A major underlying factor in the different ways people are affected by inflammation is an imbalance in their acquired immune systems. In a healthy immune system, the helper T cells (those that are part of the immune response and attack) are in balance — one cell to attack blood-borne parasites, the other to attack invaders such as bacteria. As the immune system becomes overstimulated, the helper cells find themselves in a self-perpetuating imbalance, causing the helper cells to attack the body. As long as whatever is causing the inflammation is still present, the imbalance remains.

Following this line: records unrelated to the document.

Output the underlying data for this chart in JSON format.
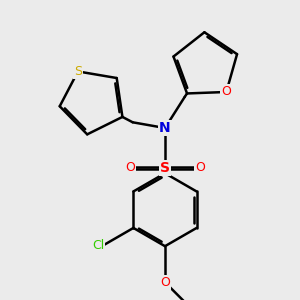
{
  "bg_color": "#ebebeb",
  "bond_color": "#000000",
  "bond_width": 1.8,
  "dbo": 0.012,
  "fig_width": 3.0,
  "fig_height": 3.0,
  "dpi": 100,
  "atom_colors": {
    "S_sulfone": "#ff0000",
    "S_thio": "#ccaa00",
    "N": "#0000dd",
    "O": "#ff0000",
    "Cl": "#33cc00"
  }
}
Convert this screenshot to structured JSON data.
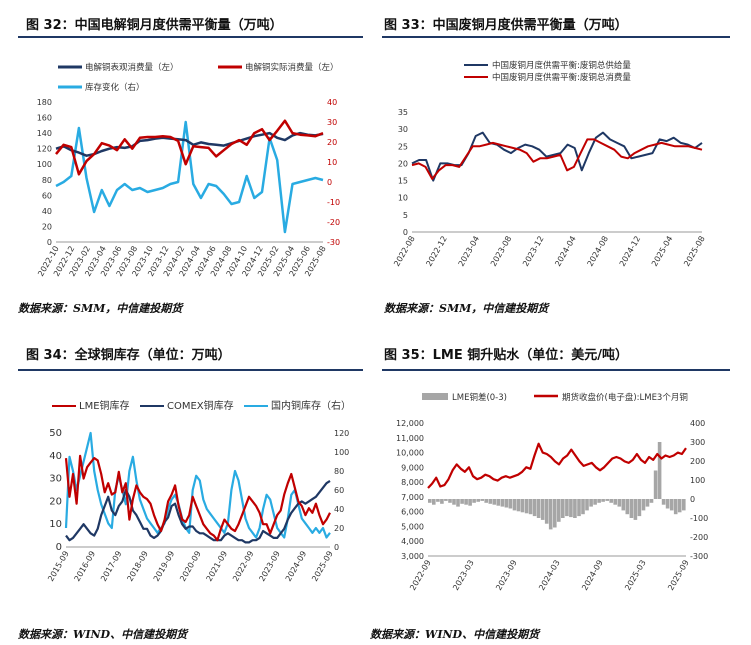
{
  "panels": [
    {
      "title": "图 32：中国电解铜月度供需平衡量（万吨）",
      "source": "数据来源：SMM，中信建投期货"
    },
    {
      "title": "图 33：中国废铜月度供需平衡量（万吨）",
      "source": "数据来源：SMM，中信建投期货"
    },
    {
      "title": "图 34：全球铜库存（单位：万吨）",
      "source": "数据来源：WIND、中信建投期货"
    },
    {
      "title": "图 35：LME 铜升贴水（单位：美元/吨）",
      "source": "数据来源：WIND、中信建投期货"
    }
  ],
  "chart_data": [
    {
      "type": "line",
      "series": [
        {
          "name": "电解铜表观消费量（左）",
          "color": "#1f3864",
          "axis": "left",
          "values": [
            120,
            123,
            118,
            115,
            111,
            113,
            117,
            120,
            122,
            121,
            123,
            130,
            131,
            133,
            134,
            133,
            132,
            131,
            125,
            128,
            126,
            125,
            124,
            127,
            130,
            133,
            136,
            138,
            140,
            134,
            131,
            137,
            140,
            138,
            137,
            139
          ]
        },
        {
          "name": "电解铜实际消费量（左）",
          "color": "#c00000",
          "axis": "left",
          "values": [
            113,
            125,
            122,
            87,
            104,
            113,
            127,
            124,
            118,
            132,
            120,
            134,
            135,
            135,
            136,
            135,
            130,
            100,
            123,
            122,
            121,
            110,
            118,
            126,
            131,
            125,
            140,
            145,
            131,
            143,
            156,
            140,
            138,
            137,
            136,
            140
          ]
        },
        {
          "name": "库存变化（右）",
          "color": "#29abe2",
          "axis": "right",
          "values": [
            -2,
            0,
            3,
            27,
            2,
            -15,
            -4,
            -12,
            -4,
            -1,
            -4,
            -3,
            -5,
            -4,
            -3,
            -1,
            0,
            30,
            -1,
            -8,
            -1,
            -2,
            -6,
            -11,
            -10,
            3,
            -8,
            -5,
            22,
            11,
            -25,
            -1,
            0,
            1,
            2,
            1
          ]
        }
      ],
      "xlabels": [
        "2022-10",
        "2022-12",
        "2023-02",
        "2023-04",
        "2023-06",
        "2023-08",
        "2023-10",
        "2023-12",
        "2024-02",
        "2024-04",
        "2024-06",
        "2024-08",
        "2024-10",
        "2024-12",
        "2025-02",
        "2025-04",
        "2025-06",
        "2025-08"
      ],
      "ylim_left": [
        0,
        180
      ],
      "yticks_left": [
        "0",
        "20",
        "40",
        "60",
        "80",
        "100",
        "120",
        "140",
        "160",
        "180"
      ],
      "ylim_right": [
        -30,
        40
      ],
      "yticks_right": [
        "-30",
        "-20",
        "-10",
        "0",
        "10",
        "20",
        "30",
        "40"
      ],
      "legend_position": "top"
    },
    {
      "type": "line",
      "series": [
        {
          "name": "中国废铜月度供需平衡:废铜总供给量",
          "color": "#1f3864",
          "values": [
            20,
            21,
            21,
            15,
            20,
            20,
            19.5,
            19.5,
            23,
            28,
            29,
            26,
            25.5,
            24,
            23,
            24.5,
            25.5,
            25,
            24,
            22,
            22.5,
            23,
            25.5,
            24.5,
            18,
            23,
            27.5,
            29,
            27,
            26,
            25,
            21.5,
            22,
            22.5,
            23,
            27,
            26.5,
            27.5,
            26,
            25.5,
            24.5,
            26
          ]
        },
        {
          "name": "中国废铜月度供需平衡:废铜总消费量",
          "color": "#c00000",
          "values": [
            19.5,
            20,
            19,
            15.5,
            18,
            19.5,
            19.5,
            19,
            22,
            25,
            25,
            25.5,
            26,
            25.5,
            25,
            24.5,
            24,
            23,
            20.5,
            21.5,
            21.5,
            22,
            22.5,
            18,
            19,
            23,
            27,
            27,
            26,
            25,
            24,
            22,
            21.5,
            23,
            24,
            25,
            25.5,
            26,
            25.5,
            25,
            25,
            25,
            24.5,
            24
          ]
        }
      ],
      "xlabels": [
        "2022-08",
        "2022-12",
        "2023-04",
        "2023-08",
        "2023-12",
        "2024-04",
        "2024-08",
        "2024-12",
        "2025-04",
        "2025-08"
      ],
      "ylim": [
        0,
        35
      ],
      "yticks": [
        "0",
        "5",
        "10",
        "15",
        "20",
        "25",
        "30",
        "35"
      ],
      "legend_position": "top-left"
    },
    {
      "type": "line",
      "series": [
        {
          "name": "LME铜库存",
          "color": "#c00000",
          "axis": "left",
          "values": [
            39,
            22,
            32,
            19,
            40,
            30,
            35,
            37,
            39,
            38,
            32,
            24,
            28,
            23,
            24,
            33,
            24,
            28,
            12,
            21,
            27,
            24,
            22,
            21,
            19,
            14,
            10,
            7,
            12,
            20,
            23,
            27,
            18,
            12,
            11,
            14,
            22,
            18,
            14,
            10,
            8,
            6,
            5,
            3,
            8,
            12,
            10,
            8,
            7,
            10,
            14,
            18,
            22,
            20,
            18,
            15,
            10,
            10,
            6,
            10,
            14,
            16,
            23,
            28,
            32,
            26,
            20,
            18,
            14,
            17,
            15,
            19,
            14,
            10,
            12,
            15
          ]
        },
        {
          "name": "COMEX铜库存",
          "color": "#1f3864",
          "axis": "left",
          "values": [
            5,
            3,
            4,
            6,
            8,
            10,
            8,
            6,
            5,
            8,
            14,
            18,
            22,
            16,
            14,
            18,
            20,
            25,
            22,
            16,
            14,
            11,
            8,
            8,
            5,
            4,
            5,
            7,
            11,
            13,
            18,
            19,
            14,
            10,
            8,
            9,
            9,
            7,
            6,
            6,
            5,
            4,
            3,
            3,
            3,
            5,
            6,
            5,
            4,
            3,
            3,
            2,
            2,
            3,
            3,
            4,
            7,
            6,
            5,
            4,
            4,
            6,
            8,
            12,
            15,
            17,
            19,
            20,
            19,
            20,
            21,
            22,
            24,
            26,
            28,
            29
          ]
        },
        {
          "name": "国内铜库存（右）",
          "color": "#29abe2",
          "axis": "right",
          "values": [
            20,
            95,
            80,
            60,
            75,
            90,
            105,
            120,
            80,
            60,
            45,
            35,
            25,
            20,
            60,
            75,
            60,
            45,
            80,
            95,
            70,
            50,
            40,
            30,
            25,
            20,
            15,
            20,
            25,
            40,
            50,
            55,
            45,
            30,
            20,
            15,
            60,
            75,
            70,
            50,
            40,
            35,
            30,
            25,
            20,
            15,
            25,
            60,
            80,
            70,
            50,
            30,
            20,
            15,
            10,
            20,
            40,
            55,
            50,
            35,
            20,
            15,
            10,
            30,
            55,
            60,
            45,
            30,
            25,
            20,
            15,
            20,
            15,
            20,
            10,
            15
          ]
        }
      ],
      "xlabels": [
        "2015-09",
        "2016-09",
        "2017-09",
        "2018-09",
        "2019-09",
        "2020-09",
        "2021-09",
        "2022-09",
        "2023-09",
        "2024-09",
        "2025-09"
      ],
      "ylim_left": [
        0,
        50
      ],
      "yticks_left": [
        "0",
        "10",
        "20",
        "30",
        "40",
        "50"
      ],
      "ylim_right": [
        0,
        120
      ],
      "yticks_right": [
        "0",
        "20",
        "40",
        "60",
        "80",
        "100",
        "120"
      ],
      "legend_position": "top"
    },
    {
      "type": "bar+line",
      "series": [
        {
          "name": "LME铜差(0-3)",
          "color": "#a6a6a6",
          "type": "bar",
          "axis": "right",
          "values": [
            -20,
            -30,
            -15,
            -25,
            -10,
            -20,
            -30,
            -40,
            -25,
            -30,
            -35,
            -20,
            -15,
            -10,
            -20,
            -25,
            -30,
            -35,
            -40,
            -45,
            -50,
            -60,
            -65,
            -70,
            -75,
            -80,
            -90,
            -100,
            -110,
            -130,
            -160,
            -150,
            -120,
            -100,
            -90,
            -95,
            -100,
            -90,
            -80,
            -60,
            -40,
            -30,
            -20,
            -15,
            -10,
            -20,
            -30,
            -40,
            -60,
            -80,
            -100,
            -110,
            -90,
            -60,
            -40,
            -20,
            150,
            300,
            -30,
            -50,
            -60,
            -80,
            -70,
            -60
          ]
        },
        {
          "name": "期货收盘价(电子盘):LME3个月铜",
          "color": "#c00000",
          "type": "line",
          "axis": "left",
          "values": [
            7600,
            7900,
            8300,
            7700,
            7800,
            8200,
            8800,
            9200,
            8900,
            8700,
            9000,
            8400,
            8200,
            8300,
            8500,
            8400,
            8200,
            8100,
            8300,
            8400,
            8300,
            8400,
            8500,
            8700,
            9000,
            8900,
            9800,
            10600,
            10000,
            9900,
            9700,
            9400,
            9200,
            9600,
            9800,
            10200,
            9800,
            9400,
            9100,
            9200,
            9300,
            9000,
            8800,
            9000,
            9300,
            9600,
            9700,
            9600,
            9400,
            9300,
            9500,
            9900,
            9500,
            9300,
            9700,
            9500,
            9900,
            9600,
            9800,
            9700,
            9800,
            10000,
            9900,
            10300
          ]
        }
      ],
      "xlabels": [
        "2022-09",
        "2023-03",
        "2023-09",
        "2024-03",
        "2024-09",
        "2025-03",
        "2025-09"
      ],
      "ylim_left": [
        3000,
        12000
      ],
      "yticks_left": [
        "3,000",
        "4,000",
        "5,000",
        "6,000",
        "7,000",
        "8,000",
        "9,000",
        "10,000",
        "11,000",
        "12,000"
      ],
      "ylim_right": [
        -300,
        400
      ],
      "yticks_right": [
        "-300",
        "-200",
        "-100",
        "0",
        "100",
        "200",
        "300",
        "400"
      ],
      "legend_position": "top"
    }
  ]
}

Inflammation can also go on too long. The innate and the acquired immune systems communicate with each other through sensors and signals, which tell the body when to release certain chemicals and proteins to activate the inflammation guard. The signals are supposed to tell the inflammation when to stop as well. That doesn’t always happen. Some people have elevated levels of C-reactive protein, an inflammatory marker that leaves the body in defensive mode, always ready to attack. When that happens, your body begins a steady downward spiral leading to disease.

Creating inflammation isn’t something your body does without effort — it takes energy, which causes fatigue and creates free radicals, molecules that cause cell damage. Thanks to all the things you’re exposed to, cells related to the inflammatory response have to become pretty strong, which means that when they attack, they do so with force. That force can cause damage the longer those cells are active.

Eating foods high in anti-inflammatory antioxidants and phytochemicals clean up the free radical damage that is associated with the immune systems’ battle. These antioxidants also help your body to detoxify and are associated with improved health and longevity.

Inflammation also causes oxidative stress and mitochondrial damage. Mitochondria are the powerhouse of a person’s cells that are needed for energy and for the system to function at its best. Besides free radical damage, inflammation can cause advanced glycation end products (AGEs) and uric acid crystals and can oxidize your bad cholesterol and other effects that unchecked can lead to chronic disease.